Even before that ruling, financial advisors may have been cautious about carrying out such transfers.  As case law continues to build, the scope of concern threatens to press beyond joint ownership and reach out toward beneficiary designations.

2007 SCC 17 Pecore v. Pecore, 2007 SCC 18 Madsen Estate v. Saylor

The SCC held that the presumption of a resulting trust applies when a parent gratuitously (ie., no consideration given) adds an adult child as joint owner of property.  Following the parent’s death, that child would have to prove it was the parent’s intention to pass a beneficial interest, else the child is deemed to hold the property in trust for the estate.  On the respective facts, the daughter in Pecore succeeded and daughter in Madsen did not.

The case has been cited in hundreds of subsequent lower court cases dealing with joint accounts.  One hopes it has also headed off destructive litigation in similar fact situations once the parties had given it sober second thought. 

McConomy-Wood v. McConomy, 2009 CanLII 7174 (ON SC)

This case discussed the potential that the presumption of resulting trust could apply to a RRIF beneficiary designation.  After summarizing Pecore and other potentially relevant cases, the judge stated that it was not necessary to resort to this presumption in order to decide the case.

Rather, there was ample evidence from all parties (including the daughter who was the RRIF beneficiary) that the mother had intended that the three children would “all be treated equally.”  

Morrison Estate (Re), 2015 ABQB 769

In this case, the deceased had four children and eleven grandchildren.  One son, Douglas (who also happened to be the executor) was named as RRIF beneficiary.  Pursuant to the provisions of the Income Tax Act, the estate was responsible for the tax on the deregistered RRIF, while Douglas received the gross $72,683 RRIF proceeds.

As in McConomy, the court grappled at length with whether the presumption of resulting trust could be applied to a RRIF beneficiary designation.  This included considering whether there was a relevant distinction between the inter vivos nature of a joint ownership transfer, and the apparent testamentary nature of beneficiary designations.  In the end, the judge determined that the case could be decided without addressing these issues.

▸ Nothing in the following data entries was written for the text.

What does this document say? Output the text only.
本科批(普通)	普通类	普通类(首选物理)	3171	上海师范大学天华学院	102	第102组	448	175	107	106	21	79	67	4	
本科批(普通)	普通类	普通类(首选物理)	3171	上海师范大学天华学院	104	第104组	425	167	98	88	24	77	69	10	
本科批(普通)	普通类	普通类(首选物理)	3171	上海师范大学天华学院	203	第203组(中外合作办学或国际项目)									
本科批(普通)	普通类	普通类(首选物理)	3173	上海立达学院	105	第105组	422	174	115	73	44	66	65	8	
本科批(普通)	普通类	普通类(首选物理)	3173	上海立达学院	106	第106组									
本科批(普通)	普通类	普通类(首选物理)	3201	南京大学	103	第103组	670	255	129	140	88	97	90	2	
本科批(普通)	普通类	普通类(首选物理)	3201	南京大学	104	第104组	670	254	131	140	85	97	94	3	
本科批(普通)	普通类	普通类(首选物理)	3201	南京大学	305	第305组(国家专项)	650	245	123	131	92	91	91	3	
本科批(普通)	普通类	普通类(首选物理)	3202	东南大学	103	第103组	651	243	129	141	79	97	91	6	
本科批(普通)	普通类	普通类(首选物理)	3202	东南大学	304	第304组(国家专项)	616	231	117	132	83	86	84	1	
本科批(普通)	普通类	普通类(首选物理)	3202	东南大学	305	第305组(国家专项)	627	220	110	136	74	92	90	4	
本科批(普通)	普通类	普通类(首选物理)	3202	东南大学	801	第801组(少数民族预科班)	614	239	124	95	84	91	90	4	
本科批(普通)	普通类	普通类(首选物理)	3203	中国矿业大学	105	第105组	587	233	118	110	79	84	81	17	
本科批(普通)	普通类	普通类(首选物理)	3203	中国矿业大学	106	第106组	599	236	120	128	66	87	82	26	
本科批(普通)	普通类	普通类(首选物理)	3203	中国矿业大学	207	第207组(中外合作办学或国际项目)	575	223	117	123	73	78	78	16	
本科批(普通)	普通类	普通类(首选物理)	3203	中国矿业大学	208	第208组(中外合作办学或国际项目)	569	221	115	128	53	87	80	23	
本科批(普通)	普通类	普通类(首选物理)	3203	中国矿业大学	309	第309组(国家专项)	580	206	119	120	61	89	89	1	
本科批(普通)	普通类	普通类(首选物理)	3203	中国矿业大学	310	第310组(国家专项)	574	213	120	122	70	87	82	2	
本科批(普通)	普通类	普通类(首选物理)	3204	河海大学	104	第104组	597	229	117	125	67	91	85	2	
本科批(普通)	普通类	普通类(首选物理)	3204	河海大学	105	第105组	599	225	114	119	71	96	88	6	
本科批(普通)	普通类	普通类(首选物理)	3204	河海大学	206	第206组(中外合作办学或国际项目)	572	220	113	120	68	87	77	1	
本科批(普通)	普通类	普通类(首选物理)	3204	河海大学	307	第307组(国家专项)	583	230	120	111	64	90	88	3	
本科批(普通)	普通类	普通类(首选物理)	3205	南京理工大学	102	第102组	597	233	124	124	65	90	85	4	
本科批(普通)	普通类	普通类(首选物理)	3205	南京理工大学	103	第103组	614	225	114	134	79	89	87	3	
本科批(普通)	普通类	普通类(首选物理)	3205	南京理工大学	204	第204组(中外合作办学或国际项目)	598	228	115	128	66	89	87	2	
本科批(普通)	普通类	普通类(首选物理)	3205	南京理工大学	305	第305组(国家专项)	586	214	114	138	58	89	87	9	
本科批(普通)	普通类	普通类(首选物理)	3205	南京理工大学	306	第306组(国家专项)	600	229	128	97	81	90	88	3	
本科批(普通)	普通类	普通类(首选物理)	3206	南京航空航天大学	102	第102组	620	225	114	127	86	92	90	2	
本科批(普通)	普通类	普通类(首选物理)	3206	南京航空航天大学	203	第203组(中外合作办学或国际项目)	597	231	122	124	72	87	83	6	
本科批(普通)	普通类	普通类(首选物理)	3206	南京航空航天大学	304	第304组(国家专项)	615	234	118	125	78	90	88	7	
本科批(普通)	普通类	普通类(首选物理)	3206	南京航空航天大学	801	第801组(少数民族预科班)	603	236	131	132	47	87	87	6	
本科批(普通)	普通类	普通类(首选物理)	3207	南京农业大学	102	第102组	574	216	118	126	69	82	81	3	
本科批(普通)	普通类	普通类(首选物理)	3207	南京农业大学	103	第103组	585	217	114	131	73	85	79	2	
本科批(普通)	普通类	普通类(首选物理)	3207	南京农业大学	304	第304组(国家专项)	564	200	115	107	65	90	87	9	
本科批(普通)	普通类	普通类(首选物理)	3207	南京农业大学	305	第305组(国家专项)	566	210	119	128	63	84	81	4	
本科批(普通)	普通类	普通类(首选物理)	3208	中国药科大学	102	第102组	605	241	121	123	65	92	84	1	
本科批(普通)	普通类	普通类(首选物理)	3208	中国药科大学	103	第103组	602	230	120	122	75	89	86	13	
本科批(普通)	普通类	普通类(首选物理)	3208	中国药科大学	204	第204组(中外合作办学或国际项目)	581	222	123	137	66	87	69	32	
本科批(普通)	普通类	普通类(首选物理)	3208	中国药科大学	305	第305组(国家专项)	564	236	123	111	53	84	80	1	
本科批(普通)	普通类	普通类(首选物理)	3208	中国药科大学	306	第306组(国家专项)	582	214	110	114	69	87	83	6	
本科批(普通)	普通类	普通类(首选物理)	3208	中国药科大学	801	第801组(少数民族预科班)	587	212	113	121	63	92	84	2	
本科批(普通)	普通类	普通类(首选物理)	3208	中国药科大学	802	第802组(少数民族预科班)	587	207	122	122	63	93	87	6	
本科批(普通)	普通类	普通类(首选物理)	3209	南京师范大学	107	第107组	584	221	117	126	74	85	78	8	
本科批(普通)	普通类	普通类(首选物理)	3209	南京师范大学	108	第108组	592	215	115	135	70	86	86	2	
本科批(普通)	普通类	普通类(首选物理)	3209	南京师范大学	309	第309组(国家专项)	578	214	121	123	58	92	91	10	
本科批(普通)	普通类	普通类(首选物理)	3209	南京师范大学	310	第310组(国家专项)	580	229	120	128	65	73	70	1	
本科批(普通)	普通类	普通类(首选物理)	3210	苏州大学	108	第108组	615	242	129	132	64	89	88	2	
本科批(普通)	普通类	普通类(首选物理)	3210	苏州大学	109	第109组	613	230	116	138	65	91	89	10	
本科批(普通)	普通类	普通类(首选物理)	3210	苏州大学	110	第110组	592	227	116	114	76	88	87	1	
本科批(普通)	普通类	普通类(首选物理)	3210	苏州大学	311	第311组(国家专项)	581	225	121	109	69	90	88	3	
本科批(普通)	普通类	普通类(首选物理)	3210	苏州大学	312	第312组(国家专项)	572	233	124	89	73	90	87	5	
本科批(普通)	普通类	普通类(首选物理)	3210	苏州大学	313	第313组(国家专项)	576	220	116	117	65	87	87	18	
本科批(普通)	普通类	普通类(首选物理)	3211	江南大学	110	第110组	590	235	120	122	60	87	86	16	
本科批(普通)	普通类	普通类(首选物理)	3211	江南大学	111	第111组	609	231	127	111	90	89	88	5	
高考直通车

On the evidence, the judge made “a very thin finding” that on a balance of probabilities, the father intended Douglas to be the sole RRIF beneficiary.  However, he went on to infer that the father was either unaware or mistaken how the tax liability would be borne.  Douglas could not be compelled to share the RRIF (as it was his outright), but the judge invoked a provision of the Alberta Judicature Act to find that Douglas was unjustly enriched, and therefore that he must “reimburse the Estate for the tax it paid on his behalf.” [my emphasis]  By the judge’s own admission, his approach was “extraordinary.”

The costs of the son who brought the application were ordered to be paid out of the estate.  Douglas was left to bear his own costs.  

In his closing, the judge voices his concerns over the implications if Pecore is eventually determined to apply to beneficiary designations.  He warns of a “floodgate of litigation against the designated beneficiaries by disappointed siblings.”  One is left to wonder how much this perspective may have fed into the circuitous route used to reach the resolution, particularly as the financial results appear to be similar to what would have happened by recognizing a resulting trust.

Practice points

  1. If possible, a parent should make clear the reason and nature of a joint ownership transfer or beneficiary designation.  Ideally this will be recorded contemporaneous with the event, assisted and informed by independent legal counsel. 
  2. Realistically, such actions are usually undertaken with an eye on informality, privacy and low-cost.  And that likely means that we’ll continue to see cases like these before the courts when disappointed siblings learn the details. 
  3. Financial advisors should always take care in assisting transfers and completing beneficiary designations.  They may also want to keep their own notes, should the ‘right’ facts align and the advisor be called as a witness.